Line reference are all to the RSC Shakespeare edition. If you receive these as emails and wish to see the images in full you should click on the link at the end of the mail to go to the blog itself.
The choice of plays and subjects is interesting: why the unpopular The Two Gentlemen of Verona rather than those Victorian favourites The Taming of the Shrew, Much Ado About Nothing or The Merry Wives of Windsor? Why no Romeo and Juliet? And why, instead of the rather glum scene from Antony and Cleopatra didn’t he portray one of the great scenes from Julius Caesar?

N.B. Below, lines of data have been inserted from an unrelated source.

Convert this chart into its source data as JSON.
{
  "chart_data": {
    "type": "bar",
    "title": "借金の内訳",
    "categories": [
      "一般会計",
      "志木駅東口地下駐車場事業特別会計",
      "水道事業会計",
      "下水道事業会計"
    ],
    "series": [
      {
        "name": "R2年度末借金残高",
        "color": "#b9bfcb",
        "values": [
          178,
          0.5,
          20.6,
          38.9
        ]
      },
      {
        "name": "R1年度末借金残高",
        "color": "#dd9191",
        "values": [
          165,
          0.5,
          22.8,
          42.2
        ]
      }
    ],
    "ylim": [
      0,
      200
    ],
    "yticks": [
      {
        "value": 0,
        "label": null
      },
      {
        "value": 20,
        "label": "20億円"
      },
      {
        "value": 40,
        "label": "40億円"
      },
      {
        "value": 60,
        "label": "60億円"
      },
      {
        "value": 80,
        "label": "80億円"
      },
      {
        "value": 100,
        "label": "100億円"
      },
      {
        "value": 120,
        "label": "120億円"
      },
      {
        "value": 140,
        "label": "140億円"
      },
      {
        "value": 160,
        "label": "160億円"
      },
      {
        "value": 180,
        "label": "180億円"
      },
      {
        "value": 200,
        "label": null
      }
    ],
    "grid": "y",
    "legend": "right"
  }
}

There’s no attempt to reproduce scenes from popular productions of the plays, and little reference to paintings of the plays, so I assume Barfield decided to illustrate scenes that appealed to him from reading the plays. The only panel that reminds me of a painting is The Two Gentlemen of Verona, reminiscent of Angelica Kauffmann’s painting of the same subject. The panels have been designed with considerable care, so on the As You Like It panel Phoebe holds a shepherd’s crook, in Hamlet the poisoned cup from which Gertrude has drunk lies under Hamlet’s feet, and in the King Lear panel, as Lear and the Fool exit into the storm a dog sits between Goneril and Regan. I wonder if it’s a reference to Cordelia’s lines “Mine enemy’s dog/ Though he had bit me should have stood than night/ Against my fire” . In the A Midsummer Night’s Dream panel one of the actors’ scrolls lies forgotten as the mechanicals scatter. Behind the figures of Richard III and Lady Anne can just be seen the coffin of Henry VI, and Henry V’s soldiers carry the ladders to break the siege of Harfleur. One detail that’s very difficult to see is the single piece of Shakespeare’s text, the greeting from the weird sisters: “All hail Macbeth”. I’m intrigued by the figure staring out of The Merchant of Venice panel who looks like Barfield’s portrait of Shakespeare. The panels have sustained surprisingly little damage though Henry V has lost the sword he once brandished.